Biographical Database of Black Woman Suffragists

Biography of Emma (or Emily) (Mrs. John E.) Hughes

By Cat Bishir, Teacher of AP US and American History, Neuqua Valley High School, Naperville, IL. With editing by Professor Wanda Hendricks, University of South Carolina

Emma (or Emily) J. Hughes actively engaged in politics and reform movements in early-twentieth-century Chicago. While little is known about her early life, she and her husband John Hughes seemed to have arrived in the city at the height of the Great Migration. She joined the Alpha Suffrage Club and was elected Assistant Secretary in 1916. By then women in Illinois had gained partial suffrage rights and black women had played a major role in the election of Oscar DePriest, Chicago's first black alderman. Organized on January 20, 1913 by Ida B. Wells-Barnett and white colleague Bell Squire (a member of the No Vote No Tax League), the Alpha Suffrage Club, according to the first (and probably only) issue of The Alpha Suffrage Record, was established with the intention of helping women learn “how to become good citizens.” The club held meetings every other Wednesday evening, often at 3005 State Street in the same building that housed the Negro Fellowship League's reading room on the South-side of Chicago. In addition to voting, women of the Alpha Suffrage Club were active in protests and agitation surrounding the segregation of public schools in Chicago, anti-lynching campaigns, inter-marriage legislation, and social justice for African-American prisoners.

In 1917 Emma Hughes was elected recording secretary of the Alpha Suffrage Club, joining the slate of new officers that included Dr. Fannie Emanuel, president, Laura Beasley, treasurer and Ida B. Wells-Barnett, chair of the executive committee. Hughes attended a dinner for the Women's Protective Association at the City Club in February 1917. At this time, the Club more often met at the Y.W.C.A. on Rhodes Avenue likely due to the heavy demand for the reading room at the Negro Fellowship League, which hosted hundreds of visitors daily.

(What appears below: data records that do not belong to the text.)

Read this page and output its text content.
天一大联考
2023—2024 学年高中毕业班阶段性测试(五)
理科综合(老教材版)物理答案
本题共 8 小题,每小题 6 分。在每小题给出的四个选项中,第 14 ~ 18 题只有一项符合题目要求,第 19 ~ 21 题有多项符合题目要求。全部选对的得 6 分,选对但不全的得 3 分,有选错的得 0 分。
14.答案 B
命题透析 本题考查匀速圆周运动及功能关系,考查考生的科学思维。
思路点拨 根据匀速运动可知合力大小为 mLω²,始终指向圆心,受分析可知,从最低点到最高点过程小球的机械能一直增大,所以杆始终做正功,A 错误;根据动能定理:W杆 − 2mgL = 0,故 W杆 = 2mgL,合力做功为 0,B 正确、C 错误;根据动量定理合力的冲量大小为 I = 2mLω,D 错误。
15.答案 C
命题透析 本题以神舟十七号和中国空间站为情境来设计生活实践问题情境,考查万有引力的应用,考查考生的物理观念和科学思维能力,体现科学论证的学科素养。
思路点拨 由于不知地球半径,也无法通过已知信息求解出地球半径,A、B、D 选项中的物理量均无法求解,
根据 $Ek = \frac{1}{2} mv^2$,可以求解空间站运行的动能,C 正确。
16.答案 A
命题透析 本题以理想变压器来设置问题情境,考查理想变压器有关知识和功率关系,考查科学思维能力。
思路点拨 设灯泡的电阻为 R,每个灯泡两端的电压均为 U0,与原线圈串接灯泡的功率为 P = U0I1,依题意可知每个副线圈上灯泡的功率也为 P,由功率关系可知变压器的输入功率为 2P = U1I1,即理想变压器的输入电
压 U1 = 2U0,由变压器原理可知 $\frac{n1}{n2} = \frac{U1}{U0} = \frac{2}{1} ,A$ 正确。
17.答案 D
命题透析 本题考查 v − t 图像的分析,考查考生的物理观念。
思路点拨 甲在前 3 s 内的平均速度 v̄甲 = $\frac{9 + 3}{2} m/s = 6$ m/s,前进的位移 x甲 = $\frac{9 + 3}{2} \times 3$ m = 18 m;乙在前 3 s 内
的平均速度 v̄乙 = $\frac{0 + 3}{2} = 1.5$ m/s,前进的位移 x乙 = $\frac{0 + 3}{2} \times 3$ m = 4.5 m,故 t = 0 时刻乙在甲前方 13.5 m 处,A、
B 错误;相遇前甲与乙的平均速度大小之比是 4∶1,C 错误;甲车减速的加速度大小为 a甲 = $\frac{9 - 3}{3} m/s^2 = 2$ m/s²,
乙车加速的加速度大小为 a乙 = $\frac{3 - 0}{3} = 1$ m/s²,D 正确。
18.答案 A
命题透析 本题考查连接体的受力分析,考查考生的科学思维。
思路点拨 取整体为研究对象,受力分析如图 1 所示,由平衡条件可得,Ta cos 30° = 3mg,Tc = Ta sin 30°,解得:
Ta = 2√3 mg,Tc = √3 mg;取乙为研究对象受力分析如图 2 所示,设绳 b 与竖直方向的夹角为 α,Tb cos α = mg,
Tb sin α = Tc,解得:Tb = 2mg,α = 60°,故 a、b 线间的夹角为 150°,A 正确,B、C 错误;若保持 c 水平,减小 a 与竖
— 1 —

At the meetings members heard various guests discuss issues facing African-Americans in the city and the organization sponsored the symposium, “What we can do to redeem the second ward?” Unfortunately the records of the Alpha Suffrage Club stop in April 1917, probably due to America's entry into World War I. Black women suffragists most likely greatly reduced their suffrage activity and concentrated their efforts on supporting the war effort.

Emma's activity in the Alpha Suffrage Club was often linked to her husband's work in the Negro Fellowship League (N. F. L.). John Hughes was elected Secretary of the N. F. L. that had been established by Wells-Barnett in 1910. The league offered lodging and recreational facilities, a reading room and an employment bureau for mostly black migrant men. During his time as secretary, he advocated for social justice for Joliet Prison inmate Joseph Campbell. In 1916, he announced the Negro Fellowship League's success in raising over $500 for Campbell's defense during a fiftieth anniversary celebration of the passage of the 13th Amendment. It was the intention of the league to carry Campbell's case all the way to the Supreme Court. Ultimately, likely due to the agitation of Ida B. Wells-Barnett and the Negro Fellowship League, Campbell's death sentence was commuted to life in prison.

We've had no success finding census, marriage or death records for Emma and John Hughes.

Sources:

Gale, Neil, Ph. D. “Alpha [Woman's] Suffrage Club of Chicago, Illinois,” The Digital Research Library of Illinois History Journal , September 24, 2017. Web. Accessed August 8, 2018.

Heinzmann, David. “Joliet prison: Old, obsolete, over,” Chicago Tribune. December 1, 2001.

Hughes, E. “The Alpha Suffrage Club,” The Broad Ax (Chicago, IL), March 17, 1917, p. 4.

“Ida B. Wells-Barnett & the Negro Fellowship League,” Prison Culture. Blog. April 18, 2012. Web. Accessed August 8, 2018.

“The Alpha Suffrage Club,” The Alpha Suffrage Record, vol. 1, No. 1. (Chicago, IL) March 18, 1914.

“The Alpha Suffrage Club,” The Broad Ax, p. 4. (Chicago, IL) April 8, 1916.

“The Alpha Suffrage Club,” The Broad Ax, p. 5. (Chicago, IL) February 17, 1917.

“The Negro Fellowship League,” The Broad Ax, p. 4. (Chicago, IL) April 8, 1916.

“The Negro Fellowship League,” The Broad Ax, p. 2. (Chicago, IL) February 19, 1916.

“The Negro Fellowship League,” The Broad Ax, p. 5. (Chicago, IL) March 18, 1916.

“The Negro Fellowship League's Eighth Annual Celebration,” The Broad Ax, p. 4. (Chicago, IL) January 8, 1916.

Wells-Barnett, Ida B. “The Alpha Suffrage Club,” The Broad Ax, p. 4. (Chicago, IL) January 27, 1917.

“Clubs and Societie,” Chicago Defender, August 23, 1913, 2.

[no title], Chicago Defender, February 3, 1917, 10.

Wanda A. Hendricks, Gender, Race, and Politics in the Midwest: Black Club Women in Illinois (Bloomington: Indiana University Press, 1998).

Anne Meis Knupfer, Toward A Tenderer Humanity and a Nobler Womanhood: African American Women's Clubs in Turn-Of-The-Century Chicago (New York: New York University Press, 1996).